Second, the Road Sharing Principle is precisely as it is denominated - a principle. It cannot be considered an absolute
imposition to encroach upon the province of public respondents to determine the manner by which this principle is applied
or considered in their policy decisions. Mandamus lies to compel the performance of duties that
are purely ministerial in nature, not those that are discretionary,and the official can only be directed by mandamus to act
but not to act one way or the other. The duty being enjoined in mandamus must be one according to the terms provided in
the law itself. Thus, the recognized rule is that, in the performance of an official duty or act involving
discretion, the corresponding official can only be directed by mandamus to act, but not to act one way or the other.

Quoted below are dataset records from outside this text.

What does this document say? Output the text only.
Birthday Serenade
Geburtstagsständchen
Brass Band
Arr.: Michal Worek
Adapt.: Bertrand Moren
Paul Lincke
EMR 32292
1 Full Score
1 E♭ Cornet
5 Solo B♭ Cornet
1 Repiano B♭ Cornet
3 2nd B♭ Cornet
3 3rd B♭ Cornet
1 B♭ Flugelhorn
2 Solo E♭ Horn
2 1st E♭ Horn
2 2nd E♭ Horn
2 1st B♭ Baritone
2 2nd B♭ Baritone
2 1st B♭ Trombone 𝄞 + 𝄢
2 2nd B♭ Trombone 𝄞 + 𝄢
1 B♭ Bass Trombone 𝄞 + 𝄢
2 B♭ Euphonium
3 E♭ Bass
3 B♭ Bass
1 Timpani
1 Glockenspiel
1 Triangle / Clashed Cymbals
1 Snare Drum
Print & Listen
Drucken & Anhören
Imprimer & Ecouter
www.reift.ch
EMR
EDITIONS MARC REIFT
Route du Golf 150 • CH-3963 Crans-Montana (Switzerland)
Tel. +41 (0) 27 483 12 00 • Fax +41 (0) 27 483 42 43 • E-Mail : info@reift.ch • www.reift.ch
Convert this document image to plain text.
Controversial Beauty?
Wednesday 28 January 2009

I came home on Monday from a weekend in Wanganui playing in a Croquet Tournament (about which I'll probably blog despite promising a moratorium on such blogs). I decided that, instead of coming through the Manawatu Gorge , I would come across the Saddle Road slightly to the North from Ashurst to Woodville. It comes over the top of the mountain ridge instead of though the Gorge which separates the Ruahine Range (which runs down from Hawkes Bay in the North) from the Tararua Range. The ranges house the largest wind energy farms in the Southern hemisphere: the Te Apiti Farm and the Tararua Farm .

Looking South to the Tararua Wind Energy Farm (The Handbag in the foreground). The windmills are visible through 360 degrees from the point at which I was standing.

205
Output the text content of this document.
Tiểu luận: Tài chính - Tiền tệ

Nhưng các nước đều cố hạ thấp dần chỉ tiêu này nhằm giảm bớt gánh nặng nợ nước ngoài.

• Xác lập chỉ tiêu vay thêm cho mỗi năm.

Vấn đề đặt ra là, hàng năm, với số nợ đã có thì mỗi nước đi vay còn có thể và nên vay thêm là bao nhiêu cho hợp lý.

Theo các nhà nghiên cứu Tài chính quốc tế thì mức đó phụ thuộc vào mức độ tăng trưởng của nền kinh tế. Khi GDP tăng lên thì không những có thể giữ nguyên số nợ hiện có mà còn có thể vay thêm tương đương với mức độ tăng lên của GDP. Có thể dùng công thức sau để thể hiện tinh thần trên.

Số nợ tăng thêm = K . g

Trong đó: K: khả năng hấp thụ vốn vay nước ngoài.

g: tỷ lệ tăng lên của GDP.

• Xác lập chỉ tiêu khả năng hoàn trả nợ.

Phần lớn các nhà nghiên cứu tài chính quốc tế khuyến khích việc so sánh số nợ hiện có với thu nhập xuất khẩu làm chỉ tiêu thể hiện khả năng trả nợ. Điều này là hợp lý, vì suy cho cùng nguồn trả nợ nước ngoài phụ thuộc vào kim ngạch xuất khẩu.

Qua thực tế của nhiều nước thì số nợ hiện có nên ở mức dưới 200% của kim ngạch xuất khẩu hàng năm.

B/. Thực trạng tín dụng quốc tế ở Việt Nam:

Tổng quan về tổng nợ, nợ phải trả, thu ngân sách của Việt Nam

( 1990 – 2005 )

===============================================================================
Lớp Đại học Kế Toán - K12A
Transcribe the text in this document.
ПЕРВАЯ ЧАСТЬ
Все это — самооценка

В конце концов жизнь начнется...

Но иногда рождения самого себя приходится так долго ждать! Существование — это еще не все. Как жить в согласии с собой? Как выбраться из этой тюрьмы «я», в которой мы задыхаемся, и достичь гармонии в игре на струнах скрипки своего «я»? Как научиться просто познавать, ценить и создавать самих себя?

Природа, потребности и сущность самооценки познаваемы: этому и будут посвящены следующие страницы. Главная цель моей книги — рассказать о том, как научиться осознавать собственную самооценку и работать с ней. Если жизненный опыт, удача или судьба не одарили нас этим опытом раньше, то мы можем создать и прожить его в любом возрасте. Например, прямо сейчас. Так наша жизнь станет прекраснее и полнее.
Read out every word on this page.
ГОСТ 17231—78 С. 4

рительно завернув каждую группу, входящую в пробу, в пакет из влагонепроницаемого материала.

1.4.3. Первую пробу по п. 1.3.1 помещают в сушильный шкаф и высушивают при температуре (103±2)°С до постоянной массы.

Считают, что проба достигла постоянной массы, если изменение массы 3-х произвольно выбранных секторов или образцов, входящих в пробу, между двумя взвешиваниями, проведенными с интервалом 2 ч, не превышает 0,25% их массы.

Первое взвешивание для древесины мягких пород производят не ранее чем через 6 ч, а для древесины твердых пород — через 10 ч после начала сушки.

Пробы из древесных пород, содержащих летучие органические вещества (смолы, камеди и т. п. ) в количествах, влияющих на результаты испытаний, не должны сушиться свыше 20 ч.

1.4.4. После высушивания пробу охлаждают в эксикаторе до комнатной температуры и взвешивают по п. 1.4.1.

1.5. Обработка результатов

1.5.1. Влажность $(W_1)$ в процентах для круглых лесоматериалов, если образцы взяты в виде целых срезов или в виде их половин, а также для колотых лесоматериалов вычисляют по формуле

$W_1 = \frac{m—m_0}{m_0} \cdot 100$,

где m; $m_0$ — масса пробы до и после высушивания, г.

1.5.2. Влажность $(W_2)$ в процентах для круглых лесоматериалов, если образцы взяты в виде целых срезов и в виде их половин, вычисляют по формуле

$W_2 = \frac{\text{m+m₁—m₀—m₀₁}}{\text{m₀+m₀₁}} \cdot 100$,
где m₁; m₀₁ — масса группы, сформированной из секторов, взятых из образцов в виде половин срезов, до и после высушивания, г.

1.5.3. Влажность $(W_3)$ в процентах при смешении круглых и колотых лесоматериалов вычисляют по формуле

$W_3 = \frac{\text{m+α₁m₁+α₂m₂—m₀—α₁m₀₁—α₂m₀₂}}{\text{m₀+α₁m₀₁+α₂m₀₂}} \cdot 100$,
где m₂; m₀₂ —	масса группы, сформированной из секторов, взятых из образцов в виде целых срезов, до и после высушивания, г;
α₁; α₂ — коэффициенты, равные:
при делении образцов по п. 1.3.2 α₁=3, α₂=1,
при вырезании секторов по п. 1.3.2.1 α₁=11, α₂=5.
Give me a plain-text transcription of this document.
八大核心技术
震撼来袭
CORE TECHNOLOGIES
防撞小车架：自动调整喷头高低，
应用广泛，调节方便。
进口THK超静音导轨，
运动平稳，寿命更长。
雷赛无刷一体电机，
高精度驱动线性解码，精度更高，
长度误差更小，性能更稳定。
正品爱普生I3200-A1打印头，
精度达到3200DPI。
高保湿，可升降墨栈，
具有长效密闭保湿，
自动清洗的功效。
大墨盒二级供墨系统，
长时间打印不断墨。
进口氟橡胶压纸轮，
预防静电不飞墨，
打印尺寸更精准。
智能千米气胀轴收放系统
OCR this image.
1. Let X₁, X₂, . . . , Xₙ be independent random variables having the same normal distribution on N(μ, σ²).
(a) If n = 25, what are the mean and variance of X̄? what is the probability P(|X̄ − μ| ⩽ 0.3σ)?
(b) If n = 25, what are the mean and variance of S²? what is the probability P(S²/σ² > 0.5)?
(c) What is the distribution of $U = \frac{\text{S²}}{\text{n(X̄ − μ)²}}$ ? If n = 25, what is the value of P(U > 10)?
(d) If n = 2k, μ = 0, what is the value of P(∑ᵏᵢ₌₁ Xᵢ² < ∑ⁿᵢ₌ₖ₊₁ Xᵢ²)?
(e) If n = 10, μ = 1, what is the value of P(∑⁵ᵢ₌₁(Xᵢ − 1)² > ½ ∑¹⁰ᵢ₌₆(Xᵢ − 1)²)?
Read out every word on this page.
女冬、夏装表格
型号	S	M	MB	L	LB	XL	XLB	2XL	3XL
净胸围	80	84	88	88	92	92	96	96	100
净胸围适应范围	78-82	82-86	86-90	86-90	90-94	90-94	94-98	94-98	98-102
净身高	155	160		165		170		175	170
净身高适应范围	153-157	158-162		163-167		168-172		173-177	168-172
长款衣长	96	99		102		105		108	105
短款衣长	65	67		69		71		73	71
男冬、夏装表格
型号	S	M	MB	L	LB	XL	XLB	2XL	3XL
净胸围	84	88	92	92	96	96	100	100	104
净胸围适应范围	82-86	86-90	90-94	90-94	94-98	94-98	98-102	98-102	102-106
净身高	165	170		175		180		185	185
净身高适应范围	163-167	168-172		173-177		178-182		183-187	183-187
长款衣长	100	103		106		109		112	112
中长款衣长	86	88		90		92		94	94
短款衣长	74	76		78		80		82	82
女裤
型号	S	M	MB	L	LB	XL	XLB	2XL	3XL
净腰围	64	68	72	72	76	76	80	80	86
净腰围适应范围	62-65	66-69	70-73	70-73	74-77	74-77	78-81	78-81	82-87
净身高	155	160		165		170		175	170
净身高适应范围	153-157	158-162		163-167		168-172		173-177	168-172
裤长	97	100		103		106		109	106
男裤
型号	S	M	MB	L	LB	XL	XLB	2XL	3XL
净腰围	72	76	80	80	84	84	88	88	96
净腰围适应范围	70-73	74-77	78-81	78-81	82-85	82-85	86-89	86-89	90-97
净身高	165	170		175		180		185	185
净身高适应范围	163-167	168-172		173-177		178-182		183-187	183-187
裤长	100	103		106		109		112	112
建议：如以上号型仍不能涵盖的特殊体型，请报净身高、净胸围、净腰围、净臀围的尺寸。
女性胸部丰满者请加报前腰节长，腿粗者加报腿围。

In this case, there is no showing of unlawful neglect on the part of the respondents to perform any act that the law
specifically enjoins as a duty - there being nothing in the executive issuances relied upon by the petitioners that
specifically enjoins the bifurcation of roads to implement the Road Sharing Principle. To the opposite, the
respondents were able to show that they were and are actively implementing projects and programs that seek to improve
air quality.

At its core, what the petitioners are seeking to compel is not the performance of a ministerial act, but a discretionary act -
the manner of implementation of the Road Sharing Principle. Clearly, petitioners' preferred specific course of action (i.e.
the bifurcation of roads to devote for all-weather sidewalk and bicycling and Filipino-made transport vehicles) to
implement the Road Sharing Principle finds no textual basis in law or executive issuances for it to be considered an act
enjoined by law as a duty, leading to the necessary conclusion that the continuing mandamus prayed for seeks not the
implementation of an environmental law, rule or regulation, but to control the exercise of discretion of the executive as to
how the principle enunciated in an executive issuance relating to the environment is best implemented. Clearly, the
determination of the means to be taken by the executive in implementing or actualizing any stated legislative or executive
policy relating to the environment requires the use of discretion.
Absent a showing that the executive is guilty of "gross abuse of discretion, manifest injustice or palpable excess of
authority," the general rule applies that discretion cannot be checked via this petition for continuing mandamus. Hence,
the continuing mandamus cannot issue.

Road Users' Tax


It bears clarifying that the Road Users' Tax mentioned in Section 9(e) of EO 774, apparently reiterated in Section 5 of AO
254 is the Special Vehicle Pollution Control Fund component of the Motor Vehicle Users' . Charge ("MVUC') imposed on
owners of motor vehicles in RA 8794, otherwise known as the Road Users' Tax Law. By the express provisions of the
aforementioned law, the amounts in the special trust accounts of the MVUC are earmarked solely and used exclusively
(1) for road maintenance and the improvement of the road drainage, (2) for the installation of adequate and efficient traffic
lights and road safety devices, and (3) for the air pollution control, and their utilization are subject to the management of
the Road Board.Verily, the petitioners' demand for the immediate and unilateral release of the Road Users' Tax by the
DBM to support the petitioners' operationalization of this Road Sharing Principle has no basis in law.

In fine, the allegations and supporting evidence in the petition fall short in showing an actual or threatened violation of the
petitioners' constitutional right to a balanced and healthful ecology arising from an unlawful act or omission by, or any
unlawful neglect on the part of, the respondents that would warrant the issuance of the writs prayed for.

WHEREFORE, the petition is DISMISSED.